Önce “Z.D”ydi adı... Bir kadının veya bir çocuğun, ismi değil de isminin baş harfleri geçiyorsa haberde...  Az çok her okuyucunun tahmin edebileceği gibi, iyi gitmeyen bazı işler geçmiştir başlarından... İsmini güya vermek istemezken karakol ve medya, güya korumak için, mağduru “iki harfe indirgerler”. Korumak mıdır bu, yoksa işaretlemek midir, hep düşünmüşümdür. Gözlere çekili bir bant, görüntüyü buzlama veya harflerle kodlama... Burada kötü bir şey yaşandı demektir kısaca...

Gezi olayları sırasında Kabataş’ta yaşanmış bir hadiseydi ilkin. Sonra Türkiye gündemine girdi. Büyük bir kavganın ortasına hasbelkader düşmüş, bebekli bir kadının küçük ve kısa hikayesi... Artık “Z.D” olmaktan çıkmış, genç kadını ve bebeğini koruyacak buzlar çoktan erimiş, bantlar yırtılmış, harfler az gelir olmuştu hepimize... Artık bilmeliydik biz, ismi nedir, hatta kimin gelini, kimin eşidir, hangi partiyi tutmaktadır, düğün fotoğrafları nerededir, nasıldır, kocasının arabasının markası nedir... Biz, her şeyi ve hepsini merak edip öğrenmekte hak sahibiydik artık... Çünkü o dayak yemiş, taciz edilmiş, bebeğiyle yerlerde sürüklenmiş bir kadındı. Dünyanın bütün ışıklarını yakıp onun yüzüne tutmalıydık, yüzünün her bir santimine büyüteçlerle bakmaya hakkımız vardı artık. Hatta onu yalan makinesine de bağlayabilirdik ki bakalım doğruyu mu söylüyor, belki akıl hastanesine de yollamalıydık aklı başında mı yoksa uyduruyor mu, paranoyası mı var, nereden bilelim... Bilmeliydik. Deşmeliydik. İçini açıp bakmalıydık. Konuşmaya zorlamalıydık... Çünkü o bunların hepsini hak edecek bir şey yapmıştı: Tacize uğradığını söylüyordu bebeğiyle birlikte...

***

Hangi kadın tacize uğramaktan onur duyar? Hangi kadın, hangi siyaset kurgusu hatırına, kendi haysiyetini heba edebilir? Allahaşkına özellikle kadınlar sorsunlar bunu vicdanlarına.

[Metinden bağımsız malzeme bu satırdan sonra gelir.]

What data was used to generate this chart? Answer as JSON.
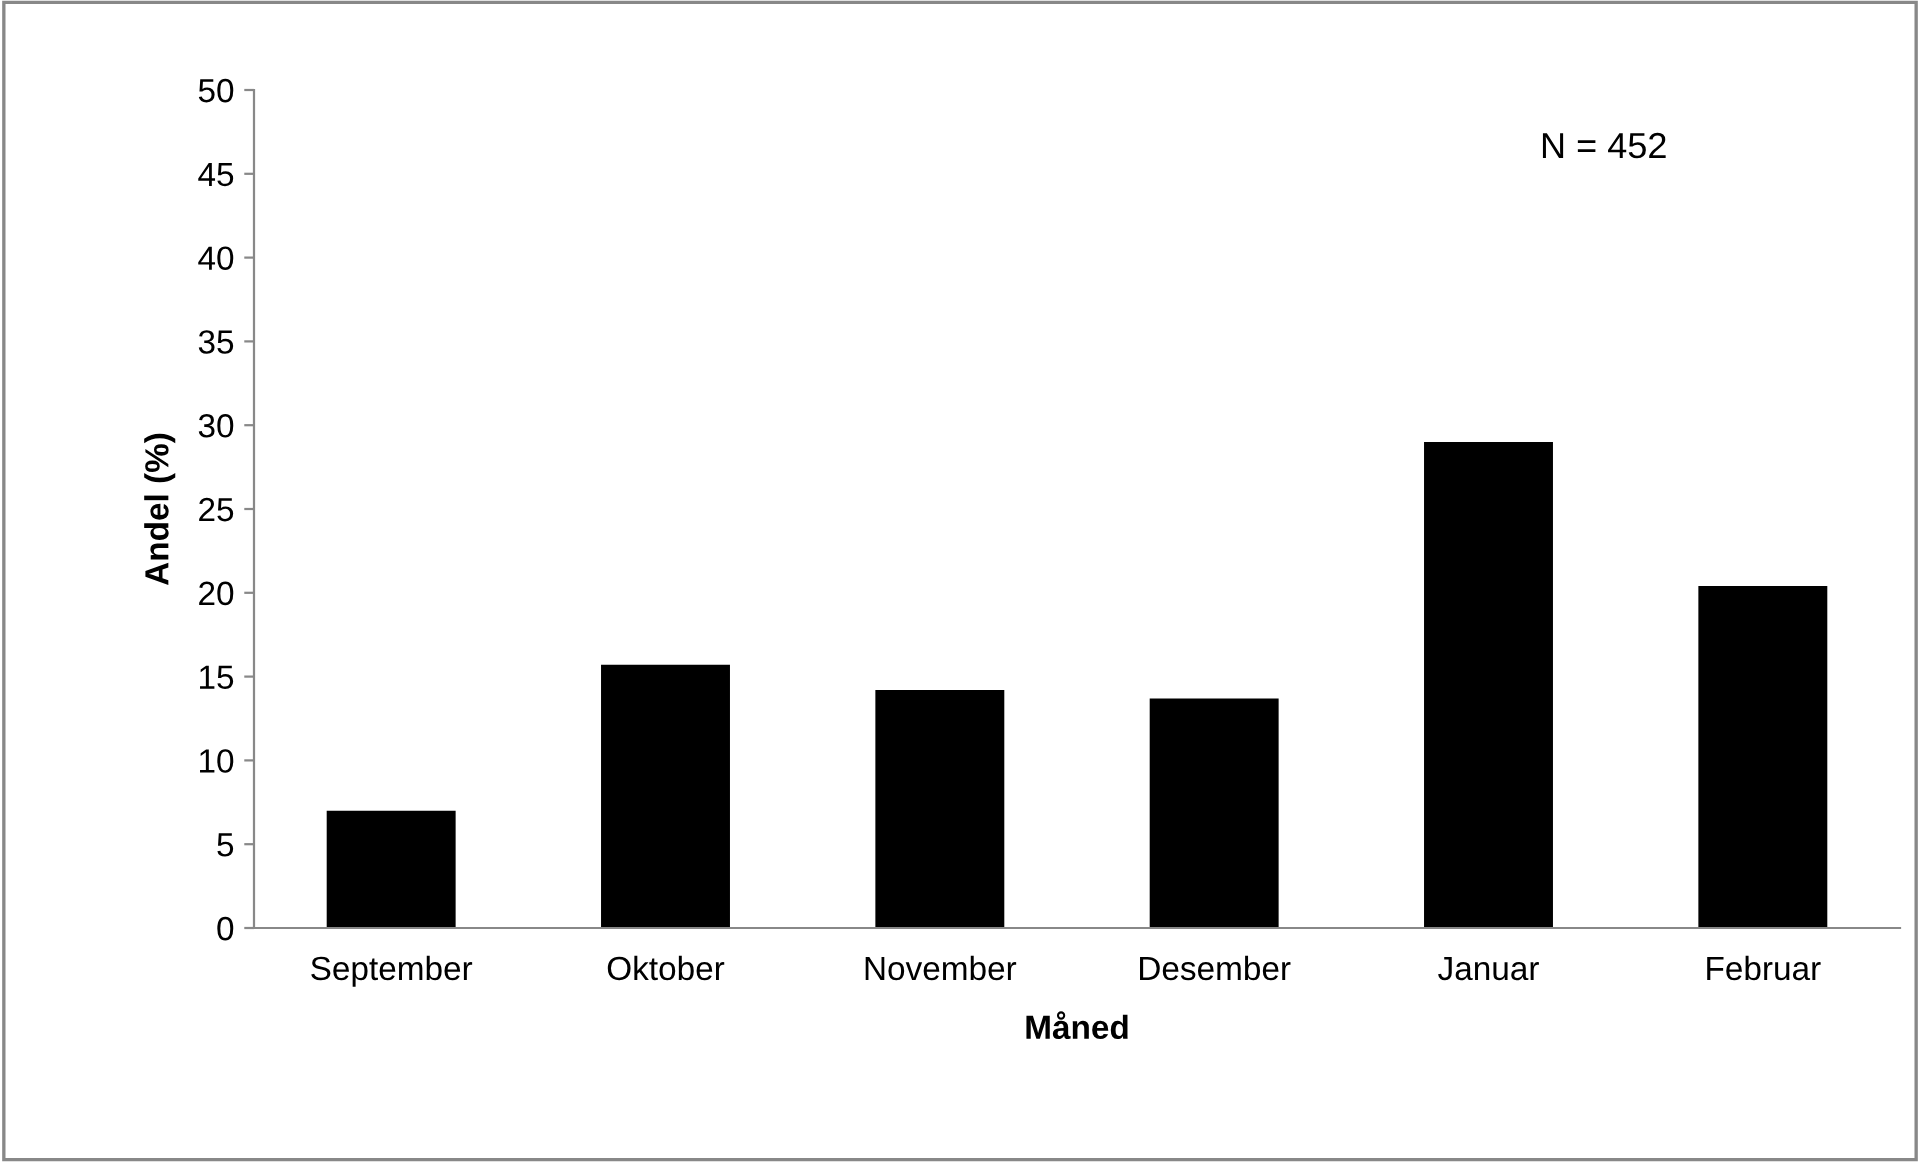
{
  "chart_data": {
    "type": "bar",
    "xlabel": "Måned",
    "ylabel": "Andel (%)",
    "categories": [
      "September",
      "Oktober",
      "November",
      "Desember",
      "Januar",
      "Februar"
    ],
    "values": [
      7.0,
      15.7,
      14.2,
      13.7,
      29.0,
      20.4
    ],
    "color": "#000000",
    "ylim": [
      0,
      50
    ],
    "yticks": [
      0,
      5,
      10,
      15,
      20,
      25,
      30,
      35,
      40,
      45,
      50
    ],
    "grid": false,
    "legend": false,
    "annotations": [
      "N = 452"
    ]
  }
}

Zaten “taciz”e veya “tecavüz”e uğradığını söylemenin, şikayet etmenin bile çok ağır bedeller gerektirdiği bir toplumda... Politik bir tartışmanın hıncını çıkarırcasına, mağdura yüklenmenin nasıl bir mantığı, nasıl bir vicdanlı yanı olabilir...

Hani taciz ve tecavüzde mağdurun beyanı esastı? Hani kadın dernekleri? Hani kadın dayanışması? Aile ve Sosyal Politikalar Bakanımız bu konuda ne düşünüyor? Sayın Bakan, suçluları koğuşturacağına, mağdurun üzerine dökülen bu karanlık zifte, isyan ediyordur eminim... Kadınlar, çocuklar, engelliler ve tüm dezavantajlı kesimler lehine devasa olumlu adımlar atıldı diye sevinirken... Zehra Develioğlu ve bebeğine karşı takınılan medyatik tavır, beyinleri sarsıyor, vicdanları kanatıyor...

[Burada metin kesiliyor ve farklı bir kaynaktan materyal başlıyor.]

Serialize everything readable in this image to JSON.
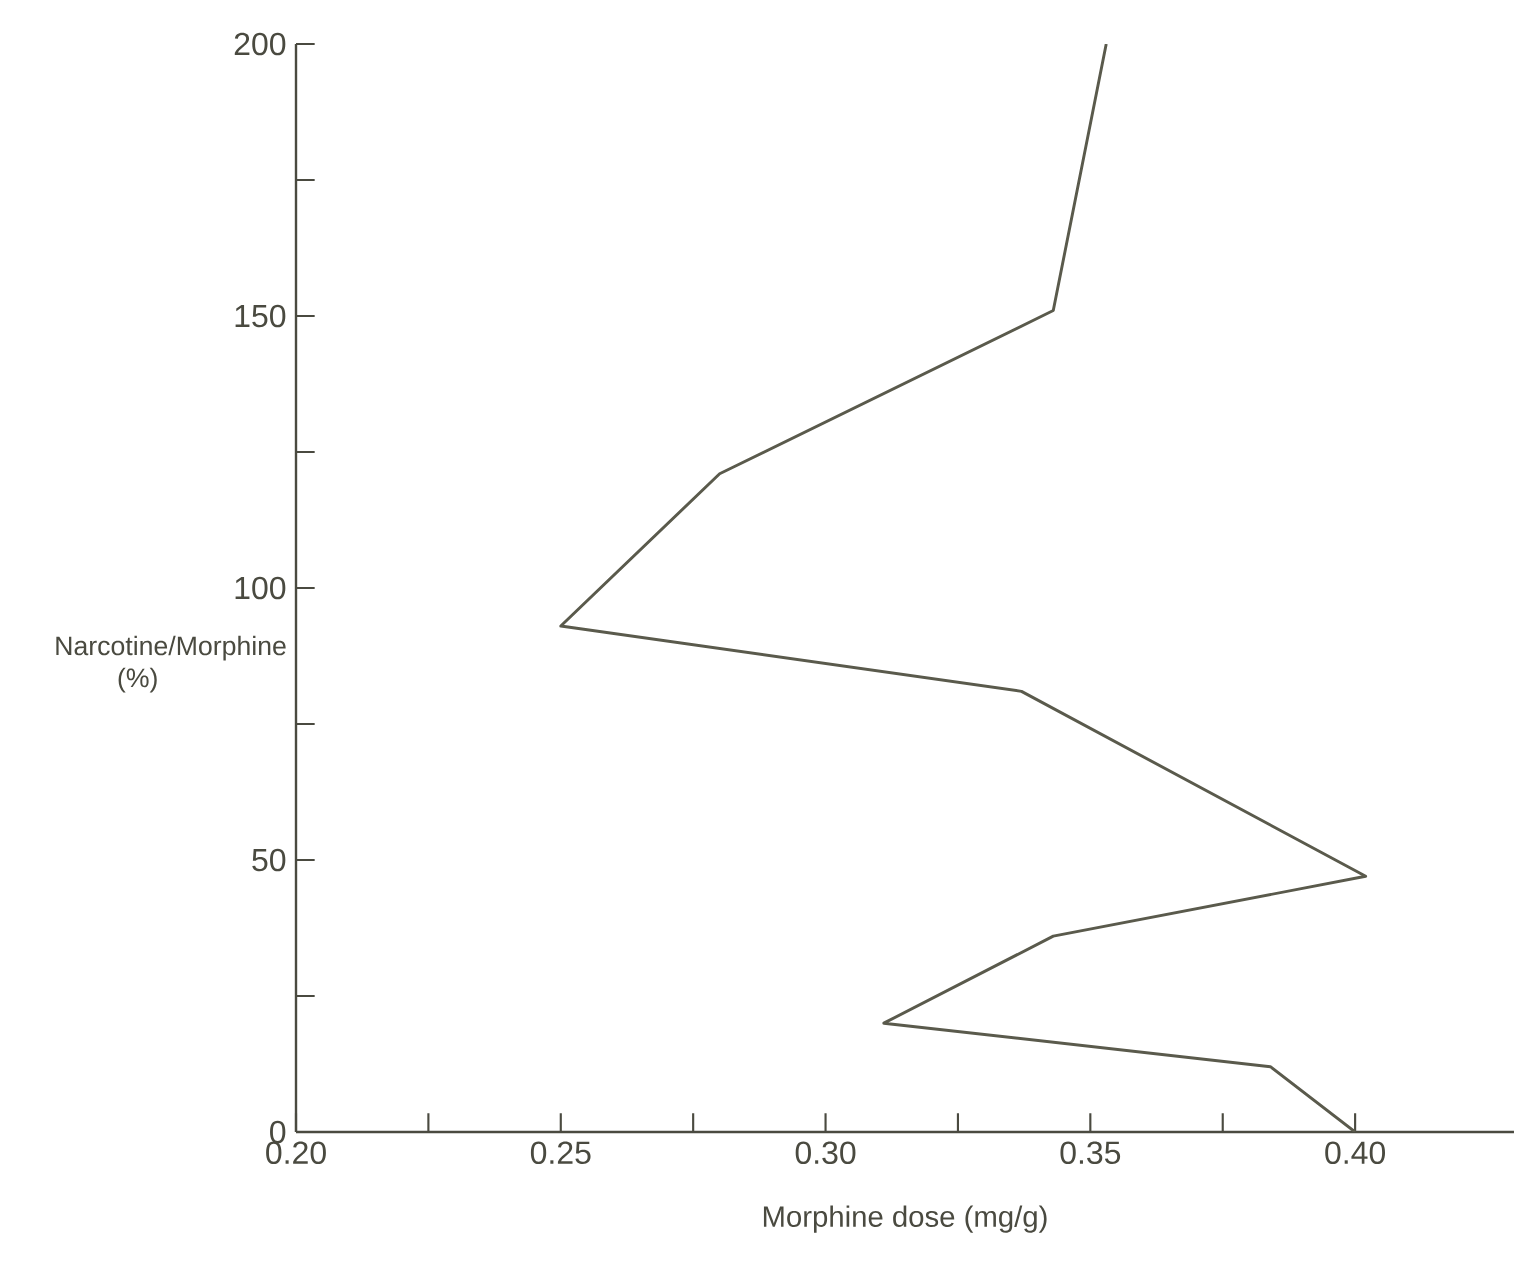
{
  "chart_data": {
    "type": "line",
    "xlabel": "Morphine dose (mg/g)",
    "ylabel": "Narcotine/Morphine (%)",
    "xlim": [
      0.2,
      0.43
    ],
    "ylim": [
      0,
      200
    ],
    "xticks": [
      {
        "value": 0.2,
        "label": "0.20"
      },
      {
        "value": 0.225,
        "label": null
      },
      {
        "value": 0.25,
        "label": "0.25"
      },
      {
        "value": 0.275,
        "label": null
      },
      {
        "value": 0.3,
        "label": "0.30"
      },
      {
        "value": 0.325,
        "label": null
      },
      {
        "value": 0.35,
        "label": "0.35"
      },
      {
        "value": 0.375,
        "label": null
      },
      {
        "value": 0.4,
        "label": "0.40"
      }
    ],
    "yticks": [
      0,
      {
        "value": 25,
        "label": null
      },
      50,
      {
        "value": 75,
        "label": null
      },
      100,
      {
        "value": 125,
        "label": null
      },
      150,
      {
        "value": 175,
        "label": null
      },
      200
    ],
    "series": [
      {
        "color": "#5a5a4c",
        "x": [
          0.4,
          0.384,
          0.311,
          0.343,
          0.402,
          0.337,
          0.25,
          0.28,
          0.343,
          0.353
        ],
        "values": [
          0,
          12,
          20,
          36,
          47,
          81,
          93,
          121,
          151,
          200
        ]
      }
    ],
    "marker": "none",
    "line_style": "solid"
  }
}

Haydi erkek yazarlar, haberciler yeterince empatik yaklaşım sergileyemiyorlar diyelim, medyanın kadın aktörlerine ne demeli? Haydi başı örtülü ve kayınpederi “AKP”li diye Zehra’yı harcıyorsunuz da bebek Zeynep, bu politik kamplaşmanın neresine düşüyor? Kaç gramdır o masumun ağırlığı ve size ne yapmıştır, hangi suçu işlemiştir Zeynep bebek?

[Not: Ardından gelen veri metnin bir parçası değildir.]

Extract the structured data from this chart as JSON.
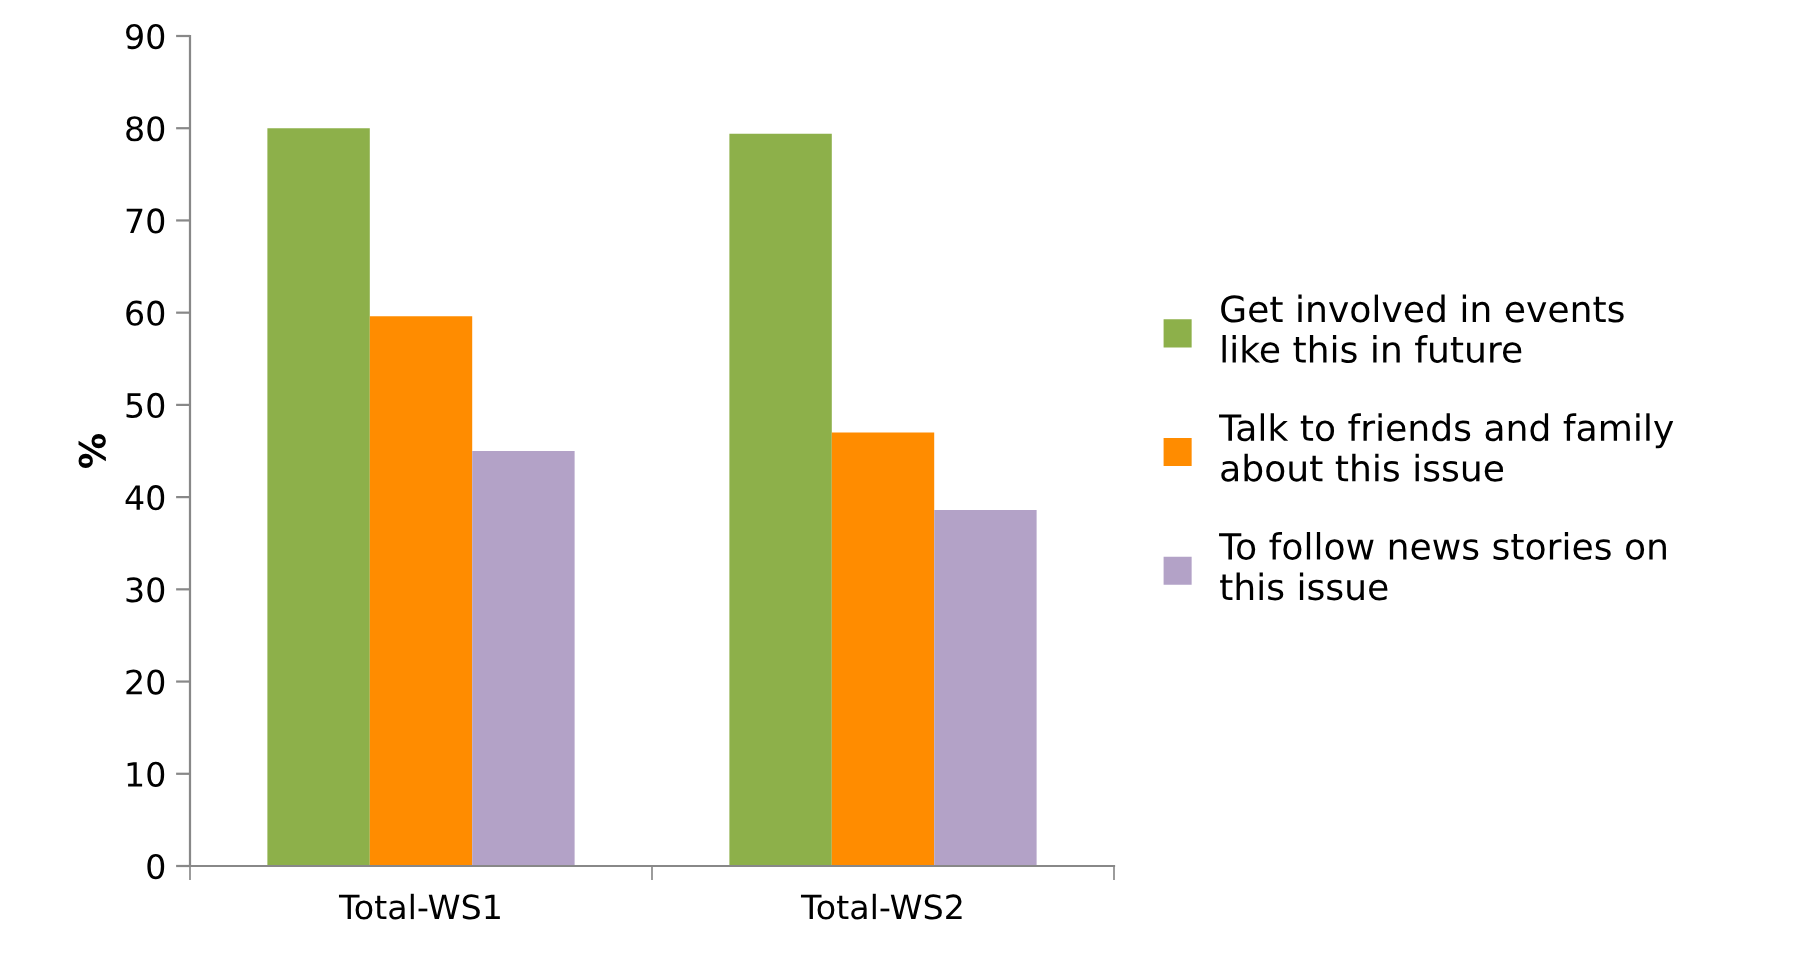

“ Ben daha önce yazdım, yok sen daha önce yazdın” diye birbirine giren kadın gazeteciler, Zehra’ya ve ailesine neler yaptıklarını farkındalar mı? Her şey siyaset... Her şey medya değil oysa...

***

Ya aylar sonra ortaya çıkartılan, sürüme sunulan son videoya ne demeli? Develioğlu ailesi adeta yalvarırcasına şahit ve görüntü delili ararken, susanlar, kameralar bozuktu diyenler... Şimdi aylar sonra ne olduğu belli olmayan bu görüntüleri çıkartarak kimden öç alıyorlar? Bu ne kadar kötücül bir iştir böyle, bundan kime ne hayır gelir ki? Kim, ne kazanabilir bir kadının haysiyetiyle, bir bebeğin canıyla uğraşmaktan elinize ne geçer?  

“Zehra konuşsun!” diyorlar. Bense tüm bu yaşadığımız vicdan körleşmesinin, onun “konuşmama hakkı”nı tahkim ettiğini düşünüyorum.

(Develioğlu ailesiyle uzun yıllara dayalı bir dostluğumuz var, kendilerine ve hassaten evlatlarına tekraren geçmiş olsun dileklerimizi sunar, daha evvel de söylediğim vechile, medyadan uzak durmalarını temenni ederim.)